On the other side of the spectrum, you have engineers working on hyperloops that would zoom commuters through a tube at nearly the speed of sound. They likely won’t be the trains of the future for reasons of physics, cost, and NIMBY-ism, but the fact that our engineers can create such cutting edge technology means that we do not lack the ingenuity, means, or talent. What we really lack is the money and political will.

So what are our options?


It’s not as simple as throwing money at the problem and hoping it will go away. Most of us don’t have money to spare, and the money we do have ought to be spent wisely. And public goods like roads and streets often appear free, even if they aren’t, nor do people like paying higher tax on land that has raised its value precisely through tax-funded infrastructure, making tax hikes doubly unattractive.


In addition to the FAST Act, the federal government could take point by offering tax breaks to states to better stabilize their pensions. This would create more fiscal space for other projects. Additional tax breaks or other incentives would strengthen the links between local universities and businesses, start-ups, and local hiring pools. This would help revive local economies, creating a stable tax-base to finance more construction over time. As far as local governments go, reducing the tax rates on building values and increasing the tax rate on land values makes buildings cheaper to build and maintain, while keeping land prices more affordable by reducing speculation, and this in turn helps make building infrastructure more financially feasible and self-sustaining.


Reconsidering our infrastructure not as liabilities, but as assets to be managed for increased value and increasing returns would help sell the issue to politicians and citizens alike. Engaging with the private sector can help defray the cost of asset management. Collaboration via public-private partnerships can also tap diverse sources of expertise - and this collaboration is probably what brought us our modest improvement between 2009 and 2013.


Cross-sector innovation could also provide relief. Oregon is experimenting with a fee for miles traveled to replace gasoline taxes, anticipating the speeds of electric vehicles that use roads, but not gas. Congestion pricing, where users are charged a higher fee at peak travel times, also helps incentivize changing behavior to benefit of all. Whether that results in alternate routes or varying travel times, congestion is decreased, and fuel cost is reduced for everyone overall.

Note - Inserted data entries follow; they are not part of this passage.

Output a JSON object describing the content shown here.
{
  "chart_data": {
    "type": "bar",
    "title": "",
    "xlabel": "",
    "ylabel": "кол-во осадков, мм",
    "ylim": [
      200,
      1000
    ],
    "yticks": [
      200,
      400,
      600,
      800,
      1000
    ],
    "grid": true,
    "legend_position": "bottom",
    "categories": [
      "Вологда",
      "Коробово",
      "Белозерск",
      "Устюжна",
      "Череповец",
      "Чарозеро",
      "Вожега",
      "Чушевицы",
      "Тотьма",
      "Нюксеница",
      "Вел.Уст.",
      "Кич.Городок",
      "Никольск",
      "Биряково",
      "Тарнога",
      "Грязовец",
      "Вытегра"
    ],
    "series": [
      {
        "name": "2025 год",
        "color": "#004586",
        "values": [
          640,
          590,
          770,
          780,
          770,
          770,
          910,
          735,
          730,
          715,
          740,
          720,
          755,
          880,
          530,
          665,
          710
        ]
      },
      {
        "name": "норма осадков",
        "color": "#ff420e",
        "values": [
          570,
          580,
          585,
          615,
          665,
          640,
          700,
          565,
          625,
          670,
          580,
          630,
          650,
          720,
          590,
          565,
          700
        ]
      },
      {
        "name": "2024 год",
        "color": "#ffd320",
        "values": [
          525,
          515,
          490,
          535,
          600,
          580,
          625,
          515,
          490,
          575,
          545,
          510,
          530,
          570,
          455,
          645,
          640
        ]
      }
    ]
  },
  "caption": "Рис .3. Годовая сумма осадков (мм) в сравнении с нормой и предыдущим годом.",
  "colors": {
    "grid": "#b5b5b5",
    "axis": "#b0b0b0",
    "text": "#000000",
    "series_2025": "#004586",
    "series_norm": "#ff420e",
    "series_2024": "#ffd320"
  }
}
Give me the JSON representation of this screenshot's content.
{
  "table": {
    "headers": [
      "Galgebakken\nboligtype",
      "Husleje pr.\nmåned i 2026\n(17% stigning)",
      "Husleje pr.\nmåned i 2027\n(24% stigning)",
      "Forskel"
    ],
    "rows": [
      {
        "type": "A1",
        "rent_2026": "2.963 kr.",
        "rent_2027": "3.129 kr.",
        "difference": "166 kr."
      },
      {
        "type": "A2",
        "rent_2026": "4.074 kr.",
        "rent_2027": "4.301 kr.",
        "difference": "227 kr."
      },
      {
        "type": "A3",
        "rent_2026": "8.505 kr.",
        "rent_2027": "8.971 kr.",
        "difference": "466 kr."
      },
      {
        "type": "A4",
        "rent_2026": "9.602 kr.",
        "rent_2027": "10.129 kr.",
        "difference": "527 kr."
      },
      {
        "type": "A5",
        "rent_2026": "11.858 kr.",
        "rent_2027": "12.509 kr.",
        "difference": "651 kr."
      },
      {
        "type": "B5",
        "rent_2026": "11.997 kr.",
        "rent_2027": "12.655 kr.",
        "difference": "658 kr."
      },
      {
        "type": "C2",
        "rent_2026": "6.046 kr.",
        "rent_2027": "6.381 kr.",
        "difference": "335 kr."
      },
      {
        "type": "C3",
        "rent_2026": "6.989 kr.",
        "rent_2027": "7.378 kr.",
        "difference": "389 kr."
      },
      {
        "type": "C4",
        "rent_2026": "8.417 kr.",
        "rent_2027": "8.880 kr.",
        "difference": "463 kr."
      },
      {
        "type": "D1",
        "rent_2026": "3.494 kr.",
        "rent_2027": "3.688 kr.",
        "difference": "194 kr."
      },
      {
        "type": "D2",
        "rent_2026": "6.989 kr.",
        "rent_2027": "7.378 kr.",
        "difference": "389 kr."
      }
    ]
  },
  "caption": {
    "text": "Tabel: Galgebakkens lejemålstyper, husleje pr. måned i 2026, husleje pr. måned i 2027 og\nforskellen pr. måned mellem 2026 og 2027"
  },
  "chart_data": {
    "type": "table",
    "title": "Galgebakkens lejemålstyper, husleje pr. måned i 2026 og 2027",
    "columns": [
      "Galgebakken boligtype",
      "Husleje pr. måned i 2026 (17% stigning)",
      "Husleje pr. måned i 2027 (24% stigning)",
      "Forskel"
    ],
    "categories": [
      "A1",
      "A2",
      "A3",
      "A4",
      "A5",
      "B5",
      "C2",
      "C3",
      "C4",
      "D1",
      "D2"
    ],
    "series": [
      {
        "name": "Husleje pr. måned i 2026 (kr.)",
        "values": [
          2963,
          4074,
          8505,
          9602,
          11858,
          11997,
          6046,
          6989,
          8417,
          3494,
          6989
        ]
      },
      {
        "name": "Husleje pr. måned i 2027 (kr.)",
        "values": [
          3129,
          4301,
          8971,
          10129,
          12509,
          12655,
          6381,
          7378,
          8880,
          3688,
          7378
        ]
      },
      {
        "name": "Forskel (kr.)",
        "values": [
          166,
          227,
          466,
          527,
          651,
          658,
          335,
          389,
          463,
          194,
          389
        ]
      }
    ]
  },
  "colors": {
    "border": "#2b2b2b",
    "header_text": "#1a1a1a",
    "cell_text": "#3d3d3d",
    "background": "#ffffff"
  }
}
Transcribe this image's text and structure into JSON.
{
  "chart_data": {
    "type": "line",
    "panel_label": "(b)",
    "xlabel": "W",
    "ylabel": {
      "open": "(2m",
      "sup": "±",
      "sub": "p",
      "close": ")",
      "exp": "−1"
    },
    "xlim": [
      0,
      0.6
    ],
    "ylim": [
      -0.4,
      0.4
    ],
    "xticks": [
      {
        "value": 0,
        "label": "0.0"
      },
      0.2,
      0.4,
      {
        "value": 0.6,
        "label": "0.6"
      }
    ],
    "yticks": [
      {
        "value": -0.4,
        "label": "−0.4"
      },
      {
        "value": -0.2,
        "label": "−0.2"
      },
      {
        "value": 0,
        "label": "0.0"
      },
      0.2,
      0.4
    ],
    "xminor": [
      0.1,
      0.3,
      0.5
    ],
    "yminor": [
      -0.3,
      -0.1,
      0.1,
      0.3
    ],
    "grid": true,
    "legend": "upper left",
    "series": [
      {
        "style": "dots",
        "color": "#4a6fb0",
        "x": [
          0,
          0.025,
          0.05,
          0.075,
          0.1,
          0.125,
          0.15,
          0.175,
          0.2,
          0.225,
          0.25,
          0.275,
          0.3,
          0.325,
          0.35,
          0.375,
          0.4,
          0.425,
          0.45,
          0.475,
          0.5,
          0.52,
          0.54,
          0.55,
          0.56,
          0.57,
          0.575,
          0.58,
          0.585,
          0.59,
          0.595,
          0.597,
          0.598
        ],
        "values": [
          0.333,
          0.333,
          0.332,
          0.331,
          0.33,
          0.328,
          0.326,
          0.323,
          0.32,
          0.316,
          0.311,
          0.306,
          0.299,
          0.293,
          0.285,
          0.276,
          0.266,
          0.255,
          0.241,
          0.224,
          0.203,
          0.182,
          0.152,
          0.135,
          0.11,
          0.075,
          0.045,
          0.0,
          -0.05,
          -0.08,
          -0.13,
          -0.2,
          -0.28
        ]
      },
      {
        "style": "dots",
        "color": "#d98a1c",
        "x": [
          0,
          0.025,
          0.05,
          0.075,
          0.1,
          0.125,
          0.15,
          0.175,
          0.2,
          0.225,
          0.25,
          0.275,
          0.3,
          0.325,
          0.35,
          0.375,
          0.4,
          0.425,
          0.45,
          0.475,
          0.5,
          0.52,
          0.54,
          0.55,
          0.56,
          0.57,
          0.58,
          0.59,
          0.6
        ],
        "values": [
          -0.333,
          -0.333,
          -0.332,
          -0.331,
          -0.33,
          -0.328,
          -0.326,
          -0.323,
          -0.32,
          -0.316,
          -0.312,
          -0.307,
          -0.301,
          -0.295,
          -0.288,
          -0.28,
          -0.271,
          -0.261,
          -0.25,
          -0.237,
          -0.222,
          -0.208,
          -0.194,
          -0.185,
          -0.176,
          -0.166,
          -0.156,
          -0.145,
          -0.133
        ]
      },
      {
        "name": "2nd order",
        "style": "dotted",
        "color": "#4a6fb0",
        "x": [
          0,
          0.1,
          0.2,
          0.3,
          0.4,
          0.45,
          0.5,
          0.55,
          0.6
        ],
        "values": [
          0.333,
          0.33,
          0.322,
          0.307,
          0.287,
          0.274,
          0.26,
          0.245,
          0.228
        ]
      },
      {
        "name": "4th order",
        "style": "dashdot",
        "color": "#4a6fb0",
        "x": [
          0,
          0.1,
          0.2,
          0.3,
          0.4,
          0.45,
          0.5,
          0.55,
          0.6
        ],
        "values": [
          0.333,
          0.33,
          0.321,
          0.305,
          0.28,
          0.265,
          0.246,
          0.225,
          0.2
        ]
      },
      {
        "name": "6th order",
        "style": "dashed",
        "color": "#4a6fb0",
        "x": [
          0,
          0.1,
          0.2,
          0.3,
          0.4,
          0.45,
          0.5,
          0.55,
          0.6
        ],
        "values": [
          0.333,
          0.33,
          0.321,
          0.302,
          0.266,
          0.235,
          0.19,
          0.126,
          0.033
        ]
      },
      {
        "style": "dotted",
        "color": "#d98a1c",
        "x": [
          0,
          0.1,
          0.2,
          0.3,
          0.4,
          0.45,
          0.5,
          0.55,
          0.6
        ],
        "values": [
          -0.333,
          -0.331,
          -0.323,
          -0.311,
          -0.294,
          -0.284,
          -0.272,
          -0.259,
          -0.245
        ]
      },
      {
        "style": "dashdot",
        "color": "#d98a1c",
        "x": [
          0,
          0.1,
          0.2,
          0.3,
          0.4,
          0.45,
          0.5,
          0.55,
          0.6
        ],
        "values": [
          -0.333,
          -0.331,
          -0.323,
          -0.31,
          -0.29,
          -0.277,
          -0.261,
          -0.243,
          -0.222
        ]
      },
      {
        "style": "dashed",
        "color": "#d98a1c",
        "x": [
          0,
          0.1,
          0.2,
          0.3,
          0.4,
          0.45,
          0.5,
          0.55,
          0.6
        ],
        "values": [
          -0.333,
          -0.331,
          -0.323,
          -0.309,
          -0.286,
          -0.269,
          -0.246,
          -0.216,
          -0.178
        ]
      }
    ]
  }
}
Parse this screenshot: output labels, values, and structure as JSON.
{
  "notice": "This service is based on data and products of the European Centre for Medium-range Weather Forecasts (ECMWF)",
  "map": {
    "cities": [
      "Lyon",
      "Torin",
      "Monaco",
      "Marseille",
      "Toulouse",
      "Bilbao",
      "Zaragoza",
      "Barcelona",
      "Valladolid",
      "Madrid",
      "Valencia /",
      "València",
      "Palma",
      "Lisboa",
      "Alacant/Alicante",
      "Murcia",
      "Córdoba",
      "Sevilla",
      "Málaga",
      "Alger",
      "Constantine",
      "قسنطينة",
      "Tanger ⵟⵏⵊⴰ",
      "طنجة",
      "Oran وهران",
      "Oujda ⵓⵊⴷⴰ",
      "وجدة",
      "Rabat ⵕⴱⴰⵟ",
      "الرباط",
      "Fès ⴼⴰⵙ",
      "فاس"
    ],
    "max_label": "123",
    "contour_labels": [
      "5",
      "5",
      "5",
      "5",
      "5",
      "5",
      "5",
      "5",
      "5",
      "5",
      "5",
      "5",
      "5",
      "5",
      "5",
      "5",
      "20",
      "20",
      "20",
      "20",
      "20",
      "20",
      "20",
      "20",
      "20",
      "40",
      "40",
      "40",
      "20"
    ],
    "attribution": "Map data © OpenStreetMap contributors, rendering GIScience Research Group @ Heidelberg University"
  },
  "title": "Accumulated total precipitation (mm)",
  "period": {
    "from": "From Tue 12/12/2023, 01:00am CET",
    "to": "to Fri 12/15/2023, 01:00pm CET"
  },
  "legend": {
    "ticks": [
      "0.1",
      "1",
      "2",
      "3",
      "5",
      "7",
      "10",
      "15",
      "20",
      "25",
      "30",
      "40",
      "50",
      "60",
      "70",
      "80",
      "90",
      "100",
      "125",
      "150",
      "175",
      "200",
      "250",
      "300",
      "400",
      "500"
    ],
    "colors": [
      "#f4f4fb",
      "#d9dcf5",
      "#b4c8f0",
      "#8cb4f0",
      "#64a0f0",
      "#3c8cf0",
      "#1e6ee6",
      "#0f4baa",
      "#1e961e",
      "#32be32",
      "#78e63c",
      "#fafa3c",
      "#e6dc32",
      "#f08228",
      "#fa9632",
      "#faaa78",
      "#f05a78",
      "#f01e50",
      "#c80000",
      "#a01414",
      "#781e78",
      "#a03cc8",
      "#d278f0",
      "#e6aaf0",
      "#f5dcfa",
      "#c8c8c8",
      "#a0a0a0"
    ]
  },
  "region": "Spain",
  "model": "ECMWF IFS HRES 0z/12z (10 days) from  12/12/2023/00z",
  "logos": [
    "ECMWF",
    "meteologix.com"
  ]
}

Combining this with driverless cars for commuting and other transportation needs would mean less cars on the road, as well.

One thing is for certain: there is no easy fix. This situation was a long time building, and rectifying it will take many years, and a multi-pronged effort, not least of which will be the mass mobilization of civil engineers. But that doesn’t make the challenge an impossible one, only a difficult one. But the sooner we start, the better off we all will be.